The good news in 2021 is that times are rapidly changing, and women are entering STEM in record numbers. Yet it’s important to note that the emerging trend of women in STEM is highly dependent on one’s birth country. For example, women in Iran make up a full 70% of STEM graduates at the university level, a much higher figure than seen in the U.S.
On a business level, fostering workplace diversity can help boost profits and propel a company further. Immigrant women can also provide a unique perspective based on their personal experiences, one that varies significantly from that of the traditional white male STEM worker.
For starters, female employees may be able to help identify problematic workplace policies and taboos, such as those involving women’s health issues. This type of inclusion is critical in our increasingly diverse world, where customers are increasingly willing to support those brands and companies with a strong value system.

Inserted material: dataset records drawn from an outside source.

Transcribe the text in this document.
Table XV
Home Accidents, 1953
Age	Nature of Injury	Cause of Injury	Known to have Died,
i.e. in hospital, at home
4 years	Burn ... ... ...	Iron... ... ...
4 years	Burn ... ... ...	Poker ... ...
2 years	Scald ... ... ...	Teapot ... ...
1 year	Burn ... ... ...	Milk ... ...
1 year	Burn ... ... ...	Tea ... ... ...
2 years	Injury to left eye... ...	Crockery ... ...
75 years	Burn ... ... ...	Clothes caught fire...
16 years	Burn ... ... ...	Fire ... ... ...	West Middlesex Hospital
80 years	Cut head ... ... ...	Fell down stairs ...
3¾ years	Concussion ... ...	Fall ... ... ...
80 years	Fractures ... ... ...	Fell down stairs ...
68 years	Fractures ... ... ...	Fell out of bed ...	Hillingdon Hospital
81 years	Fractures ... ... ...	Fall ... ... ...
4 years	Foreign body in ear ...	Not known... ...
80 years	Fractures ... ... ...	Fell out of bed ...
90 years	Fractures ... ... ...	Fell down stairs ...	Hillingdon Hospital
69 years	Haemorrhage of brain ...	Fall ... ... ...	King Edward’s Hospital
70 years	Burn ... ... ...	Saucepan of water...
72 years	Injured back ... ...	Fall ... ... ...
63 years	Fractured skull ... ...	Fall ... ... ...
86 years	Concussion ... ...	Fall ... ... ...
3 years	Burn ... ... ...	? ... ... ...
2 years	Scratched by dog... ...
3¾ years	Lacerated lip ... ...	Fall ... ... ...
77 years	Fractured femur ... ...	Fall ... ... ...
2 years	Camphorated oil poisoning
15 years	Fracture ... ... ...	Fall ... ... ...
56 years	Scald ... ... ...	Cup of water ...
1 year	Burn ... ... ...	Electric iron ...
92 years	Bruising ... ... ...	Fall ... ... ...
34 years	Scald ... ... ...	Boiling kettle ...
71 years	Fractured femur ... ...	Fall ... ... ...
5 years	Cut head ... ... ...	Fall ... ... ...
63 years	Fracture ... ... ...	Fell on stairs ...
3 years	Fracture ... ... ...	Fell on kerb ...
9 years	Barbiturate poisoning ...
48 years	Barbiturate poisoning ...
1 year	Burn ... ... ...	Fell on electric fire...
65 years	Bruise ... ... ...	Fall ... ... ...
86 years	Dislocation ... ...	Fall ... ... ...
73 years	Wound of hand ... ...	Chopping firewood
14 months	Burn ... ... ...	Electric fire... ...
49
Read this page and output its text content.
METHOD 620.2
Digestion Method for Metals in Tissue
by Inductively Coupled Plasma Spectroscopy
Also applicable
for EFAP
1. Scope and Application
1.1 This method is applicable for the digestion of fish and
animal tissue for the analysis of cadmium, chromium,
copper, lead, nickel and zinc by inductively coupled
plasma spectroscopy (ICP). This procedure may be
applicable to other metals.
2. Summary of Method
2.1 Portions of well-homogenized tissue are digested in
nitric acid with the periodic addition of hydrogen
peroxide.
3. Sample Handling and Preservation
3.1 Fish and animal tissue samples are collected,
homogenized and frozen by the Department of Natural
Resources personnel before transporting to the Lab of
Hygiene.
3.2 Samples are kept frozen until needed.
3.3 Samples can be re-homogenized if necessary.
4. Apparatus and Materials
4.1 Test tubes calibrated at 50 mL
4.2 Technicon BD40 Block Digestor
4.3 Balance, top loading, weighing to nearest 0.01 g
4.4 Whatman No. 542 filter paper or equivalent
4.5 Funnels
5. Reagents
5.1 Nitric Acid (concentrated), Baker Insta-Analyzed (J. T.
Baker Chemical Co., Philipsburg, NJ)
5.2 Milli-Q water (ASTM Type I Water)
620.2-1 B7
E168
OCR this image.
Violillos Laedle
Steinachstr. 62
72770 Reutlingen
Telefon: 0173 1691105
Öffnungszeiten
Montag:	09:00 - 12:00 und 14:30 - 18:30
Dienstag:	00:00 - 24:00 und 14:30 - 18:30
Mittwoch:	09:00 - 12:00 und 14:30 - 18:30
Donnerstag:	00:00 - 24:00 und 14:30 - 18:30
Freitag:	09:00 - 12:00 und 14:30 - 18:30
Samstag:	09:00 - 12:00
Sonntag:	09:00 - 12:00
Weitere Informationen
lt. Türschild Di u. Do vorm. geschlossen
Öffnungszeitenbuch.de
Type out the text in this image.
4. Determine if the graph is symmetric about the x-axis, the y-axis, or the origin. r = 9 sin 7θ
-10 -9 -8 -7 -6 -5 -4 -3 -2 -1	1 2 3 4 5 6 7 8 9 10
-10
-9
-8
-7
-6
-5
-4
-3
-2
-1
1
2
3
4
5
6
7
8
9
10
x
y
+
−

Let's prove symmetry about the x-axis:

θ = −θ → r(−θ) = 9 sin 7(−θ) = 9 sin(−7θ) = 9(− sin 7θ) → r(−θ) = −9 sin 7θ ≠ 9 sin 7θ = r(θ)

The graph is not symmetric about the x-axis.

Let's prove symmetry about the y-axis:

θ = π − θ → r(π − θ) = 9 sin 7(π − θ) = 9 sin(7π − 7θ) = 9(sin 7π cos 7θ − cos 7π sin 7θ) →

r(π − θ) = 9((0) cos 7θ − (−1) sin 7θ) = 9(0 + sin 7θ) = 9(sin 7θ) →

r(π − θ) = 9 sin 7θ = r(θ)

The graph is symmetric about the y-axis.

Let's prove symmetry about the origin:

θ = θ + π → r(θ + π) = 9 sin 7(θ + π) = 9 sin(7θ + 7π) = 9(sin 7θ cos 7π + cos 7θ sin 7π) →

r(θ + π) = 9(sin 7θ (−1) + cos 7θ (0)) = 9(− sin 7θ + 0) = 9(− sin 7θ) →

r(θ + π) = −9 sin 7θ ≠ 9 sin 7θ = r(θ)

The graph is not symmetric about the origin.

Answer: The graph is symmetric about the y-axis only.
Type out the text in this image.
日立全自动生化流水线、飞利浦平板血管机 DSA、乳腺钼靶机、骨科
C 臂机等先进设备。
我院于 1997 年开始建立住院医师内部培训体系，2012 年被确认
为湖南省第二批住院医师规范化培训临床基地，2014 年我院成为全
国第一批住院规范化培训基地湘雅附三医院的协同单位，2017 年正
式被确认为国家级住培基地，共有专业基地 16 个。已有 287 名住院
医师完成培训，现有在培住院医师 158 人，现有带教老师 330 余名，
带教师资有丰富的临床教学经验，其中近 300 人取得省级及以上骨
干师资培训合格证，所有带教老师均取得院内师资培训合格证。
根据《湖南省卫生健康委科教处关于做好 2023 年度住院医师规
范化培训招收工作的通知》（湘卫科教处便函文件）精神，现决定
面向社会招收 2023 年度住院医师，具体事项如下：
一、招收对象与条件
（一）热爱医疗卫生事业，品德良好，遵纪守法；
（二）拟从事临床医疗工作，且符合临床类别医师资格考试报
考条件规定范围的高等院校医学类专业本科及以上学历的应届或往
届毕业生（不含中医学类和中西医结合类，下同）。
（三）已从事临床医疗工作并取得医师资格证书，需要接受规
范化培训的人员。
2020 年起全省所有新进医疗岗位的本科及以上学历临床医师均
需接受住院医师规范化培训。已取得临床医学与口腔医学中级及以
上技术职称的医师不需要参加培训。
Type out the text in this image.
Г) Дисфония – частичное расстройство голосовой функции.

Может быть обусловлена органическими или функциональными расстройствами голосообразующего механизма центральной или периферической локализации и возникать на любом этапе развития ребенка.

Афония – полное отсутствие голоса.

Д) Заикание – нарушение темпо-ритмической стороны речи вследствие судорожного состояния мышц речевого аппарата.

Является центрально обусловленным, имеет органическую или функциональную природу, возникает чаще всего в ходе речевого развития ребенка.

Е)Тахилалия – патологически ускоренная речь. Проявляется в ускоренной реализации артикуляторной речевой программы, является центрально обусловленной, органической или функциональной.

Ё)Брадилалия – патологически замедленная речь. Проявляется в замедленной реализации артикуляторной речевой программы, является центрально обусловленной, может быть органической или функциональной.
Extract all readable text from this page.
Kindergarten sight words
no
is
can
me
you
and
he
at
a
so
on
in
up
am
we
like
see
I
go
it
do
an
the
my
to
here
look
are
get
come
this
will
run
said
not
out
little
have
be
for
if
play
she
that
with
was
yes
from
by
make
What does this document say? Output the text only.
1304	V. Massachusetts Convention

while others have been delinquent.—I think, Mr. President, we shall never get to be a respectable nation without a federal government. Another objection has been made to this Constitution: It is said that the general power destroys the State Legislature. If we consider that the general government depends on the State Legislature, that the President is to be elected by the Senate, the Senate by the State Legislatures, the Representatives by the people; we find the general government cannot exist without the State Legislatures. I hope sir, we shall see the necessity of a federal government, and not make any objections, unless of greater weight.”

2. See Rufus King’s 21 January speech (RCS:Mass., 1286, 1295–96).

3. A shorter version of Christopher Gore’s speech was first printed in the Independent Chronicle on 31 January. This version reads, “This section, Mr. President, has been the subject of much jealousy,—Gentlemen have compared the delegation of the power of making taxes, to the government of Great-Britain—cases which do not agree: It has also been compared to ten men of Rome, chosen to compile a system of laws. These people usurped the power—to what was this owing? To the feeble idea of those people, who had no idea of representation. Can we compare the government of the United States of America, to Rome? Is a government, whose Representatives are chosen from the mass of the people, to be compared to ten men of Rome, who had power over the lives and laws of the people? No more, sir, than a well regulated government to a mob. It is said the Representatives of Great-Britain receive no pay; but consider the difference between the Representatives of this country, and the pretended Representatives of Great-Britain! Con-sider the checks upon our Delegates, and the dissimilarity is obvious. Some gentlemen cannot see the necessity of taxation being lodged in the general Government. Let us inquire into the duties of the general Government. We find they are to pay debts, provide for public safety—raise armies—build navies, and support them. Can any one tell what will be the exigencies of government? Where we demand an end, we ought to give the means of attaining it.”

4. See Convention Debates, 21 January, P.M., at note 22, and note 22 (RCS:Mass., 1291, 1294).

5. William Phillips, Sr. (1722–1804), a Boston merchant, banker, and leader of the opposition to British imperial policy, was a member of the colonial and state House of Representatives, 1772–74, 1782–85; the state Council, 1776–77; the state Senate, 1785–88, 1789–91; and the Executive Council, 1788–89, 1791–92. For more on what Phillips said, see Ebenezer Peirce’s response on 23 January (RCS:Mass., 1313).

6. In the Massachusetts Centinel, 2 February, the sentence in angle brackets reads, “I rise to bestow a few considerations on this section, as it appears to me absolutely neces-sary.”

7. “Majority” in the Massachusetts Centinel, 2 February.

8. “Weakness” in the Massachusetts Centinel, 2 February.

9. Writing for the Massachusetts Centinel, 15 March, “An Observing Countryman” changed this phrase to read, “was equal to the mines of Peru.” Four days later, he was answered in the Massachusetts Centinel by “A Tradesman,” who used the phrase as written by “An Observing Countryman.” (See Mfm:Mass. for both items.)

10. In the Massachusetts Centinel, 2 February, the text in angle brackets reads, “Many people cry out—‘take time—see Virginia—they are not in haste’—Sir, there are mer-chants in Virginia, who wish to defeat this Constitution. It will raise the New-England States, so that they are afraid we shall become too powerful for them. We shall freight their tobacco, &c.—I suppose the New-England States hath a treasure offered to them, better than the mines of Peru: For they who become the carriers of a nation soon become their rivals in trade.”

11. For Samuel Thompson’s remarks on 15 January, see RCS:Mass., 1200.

Diversity is so important to consumers that the financial future of a company may even depend on it. Among various industries, companies with diverse management teams have been found to earn more revenue from innovative ideas than less diverse companies. And in regards to women in particular, “companies with greater gender diversity among executive teams generated more profitability and value creation than companies with fewer women in executive positions,” reports DeVry University.
For all of the benefits of workplace diversity, however, the job starts with the globe’s youngest citizens. If women aren’t exposed to STEM fields at a young age, they’re not likely to choose a related degree or career path, and the world will be smaller for it.
There are a number of factors that can influence cultural traditions such as gender bias and the idea that particular jobs are best suited for men or women. Where STEM is concerned, the achievements of female scientists, mathematicians, computer programmers, and more have long been overlooked. It’s time to rectify that oversight, and further embrace diversity in STEM.
Fortunately, there are numerous signs indicating that women, especially within immigrant populations, are finally starting to find their voice in STEM. The immigrant experience can only serve to foster workplace diversity and help build a more inclusive world, while also inspiring technological innovation in every industry, from the classroom to the tech company office.